I'm not ready for A2. I'm not ready to leave college, to start over in a completely stranger city. I don't want to adapt again. New faces and first conversations, new home and fresh routines. As much as I'm seeking for changes, I'm not ready for all these. Because this time, I know I'll be completely alone. I can't just pack and go home for the weekend when things get tough, I can't rely on somebody else to come save me.
University. It's everything I've ever wanted as a child. It has been a destination since I started to go to school. It's the ultimate goal, the place we are all dying to go. It means that you're all grown up, you're the closest to total freedom than you can ever be. But right now, to me, it's ceasing to be a child, a teen. It's being in charge and being responsible for everything that has got to do with yourself, mistakes and decision.
10 minutes left.
It's drizzling here.
Now playing: Yellow, Coldplay.
Yeah I have a phone now, but I miss my mom taking me to places and holding my hand so that I wouldn't get lost. I live in the city now, I have my fair share of freedom, but I miss weekend trips with my family and Saturday eating outs.

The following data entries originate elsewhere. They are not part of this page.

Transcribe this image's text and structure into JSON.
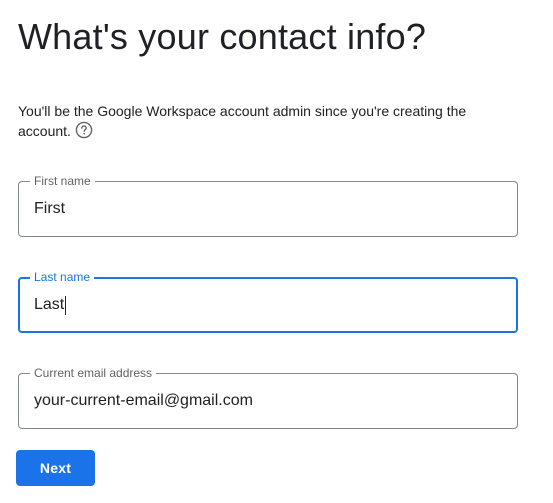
{
  "page": {
    "title": "What's your contact info?",
    "description": "You'll be the Google Workspace account admin since you're creating the account."
  },
  "form": {
    "first_name": {
      "label": "First name",
      "value": "First"
    },
    "last_name": {
      "label": "Last name",
      "value": "Last"
    },
    "email": {
      "label": "Current email address",
      "value": "your-current-email@gmail.com"
    }
  },
  "actions": {
    "next_label": "Next"
  },
  "colors": {
    "accent": "#1a73e8",
    "border": "#80868b",
    "text": "#202124",
    "label": "#5f6368"
  },
  "icons": {
    "help": "help-circle-icon"
  }
}
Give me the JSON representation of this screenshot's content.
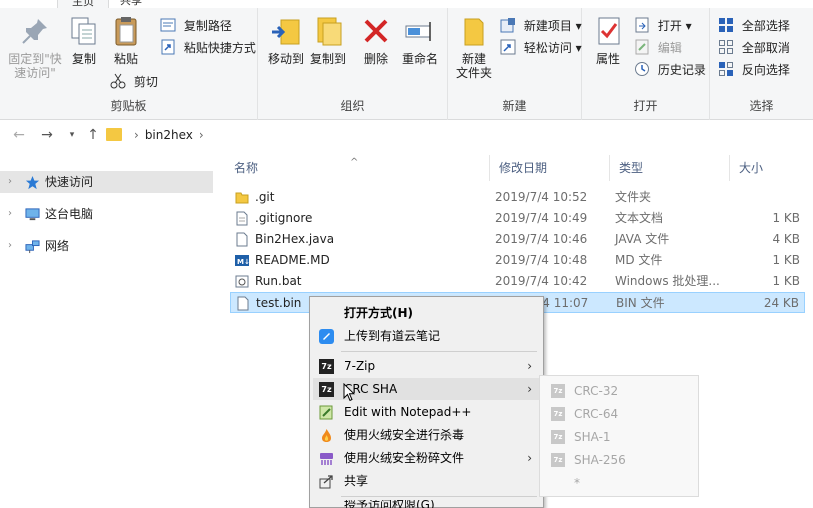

I can drive now, but I miss sitting on the passenger seat talking to dad and staring out the window. I shop for my own clothes now, but I miss mom giving my sister and I a budget and let us get whatever we want from the store as long as she approves of it.
We gain, and we lose. It's how it works. But sometimes I just wish I could ungain and unlose things, just for a little while.
Maybe that's why people are so obsessed over time machines.